A Blind Color Separation Model for Faithful Palette-Based Image Recoloring

Abstract

Palette-based image recoloring provides a simple yet effective way for color adjustment, which allows users to interactively manipulate the color of an image by editing a compact color palette. While remarkable progress has been made by previous methods, they have the common limitations that may produce unfaithful image recoloring results i.e., the obtained result does not respond faithfully to the palette adjustment, and tend to induce visual artifacts such as color bleeding and distortion. To address these limitations, we in this paper present a novel color separation model for palette-based recoloring. Akin to previous methods, our color separation model is built upon the assumption that color of each pixel in an image can be formulated as a linear combination of a small set of same basis colors.

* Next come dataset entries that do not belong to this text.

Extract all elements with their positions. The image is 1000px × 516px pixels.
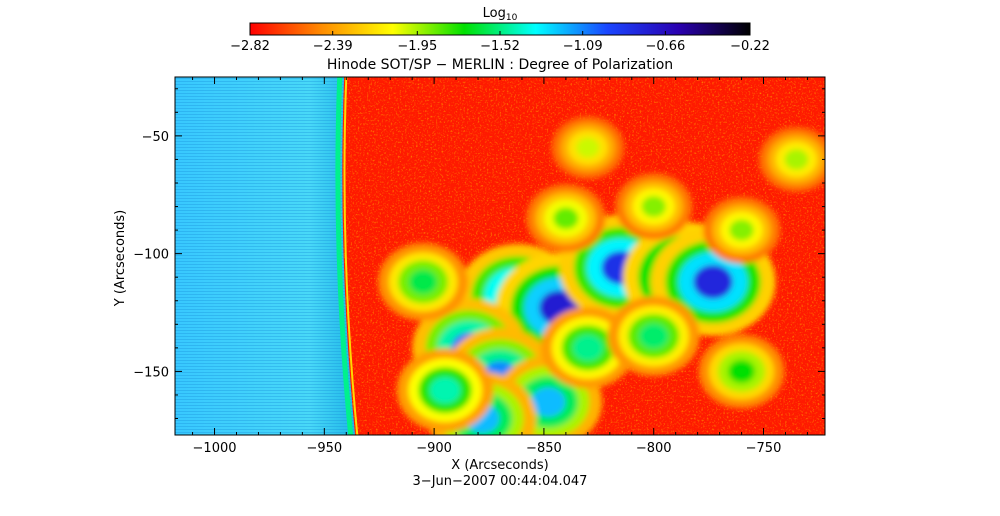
colorbar: Log10 −2.82 −2.39 −1.95 −1.52 −1.09 −0.66 −0.2… xyxy=(230,6,770,54)
polarization-patch xyxy=(729,219,754,241)
colorbar-label-main: Log xyxy=(483,6,506,21)
y-tick-label: −100 xyxy=(133,248,169,263)
colorbar-label-sub: 10 xyxy=(506,13,518,23)
limb-edge xyxy=(335,77,354,435)
polarization-patch xyxy=(639,323,669,349)
x-tick-label: −850 xyxy=(526,441,562,456)
polarization-patch xyxy=(408,269,438,295)
x-axis: −1000 −950 −900 −850 −800 −750 xyxy=(192,77,808,456)
off-limb-scanlines xyxy=(175,77,356,435)
polarization-patch xyxy=(531,387,566,417)
y-axis: −50 −100 −150 xyxy=(133,88,825,420)
polarization-patch xyxy=(693,264,733,299)
colorbar-tick-label: −2.82 xyxy=(230,39,270,54)
polarization-patch xyxy=(784,149,809,170)
colorbar-tick-label: −0.22 xyxy=(730,39,770,54)
x-tick-label: −950 xyxy=(306,441,342,456)
limb-edge-rim xyxy=(343,77,359,435)
x-axis-label: X (Arcseconds) xyxy=(451,458,548,473)
y-tick-label: −150 xyxy=(133,365,169,380)
x-tick-label: −1000 xyxy=(193,441,237,456)
colorbar-label: Log10 xyxy=(483,6,518,23)
colorbar-tick-label: −1.09 xyxy=(563,39,603,54)
colorbar-tick-label: −0.66 xyxy=(645,39,685,54)
chart-title: Hinode SOT/SP − MERLIN : Degree of Polar… xyxy=(327,57,673,73)
y-axis-label: Y (Arcseconds) xyxy=(113,210,128,307)
polarization-patch xyxy=(576,137,600,158)
plot-area xyxy=(175,77,825,435)
polarization-patch xyxy=(728,359,756,384)
x-tick-label: −750 xyxy=(746,441,782,456)
polarization-patch xyxy=(429,377,461,404)
y-tick-label: −50 xyxy=(142,130,169,145)
timestamp: 3−Jun−2007 00:44:04.047 xyxy=(413,474,588,489)
x-tick-label: −900 xyxy=(416,441,452,456)
colorbar-tick-label: −2.39 xyxy=(313,39,353,54)
polarization-patch xyxy=(641,196,666,218)
x-tick-label: −800 xyxy=(636,441,672,456)
colorbar-tick-label: −1.52 xyxy=(480,39,520,54)
polarization-patch xyxy=(553,207,579,230)
colorbar-tick-label: −1.95 xyxy=(397,39,437,54)
polarization-patch xyxy=(572,334,603,361)
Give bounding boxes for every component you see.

However, different from previous palette-based recoloring methods which typically rely on heuristic rules to build the color separation model, we experimentally reveal the underlying relationship between the color separation and the palette-based recoloring, and summarize three specialized color separation priors that allow more faithful palette-based recoloring. Based on these priors, we devise a blind color separation model that not only does not require known palette as input as done in previous methods, but also enables more effective palette-based recoloring with much less visual artifacts. Experiments on two datasets demonstrate that our method outperforms the state-of-the-art palette-based recoloring methods. In addition, we show some applications enabled by the proposed color separation model, including automatic pattern coloring generation, green screen keying and region-controllable color transfer.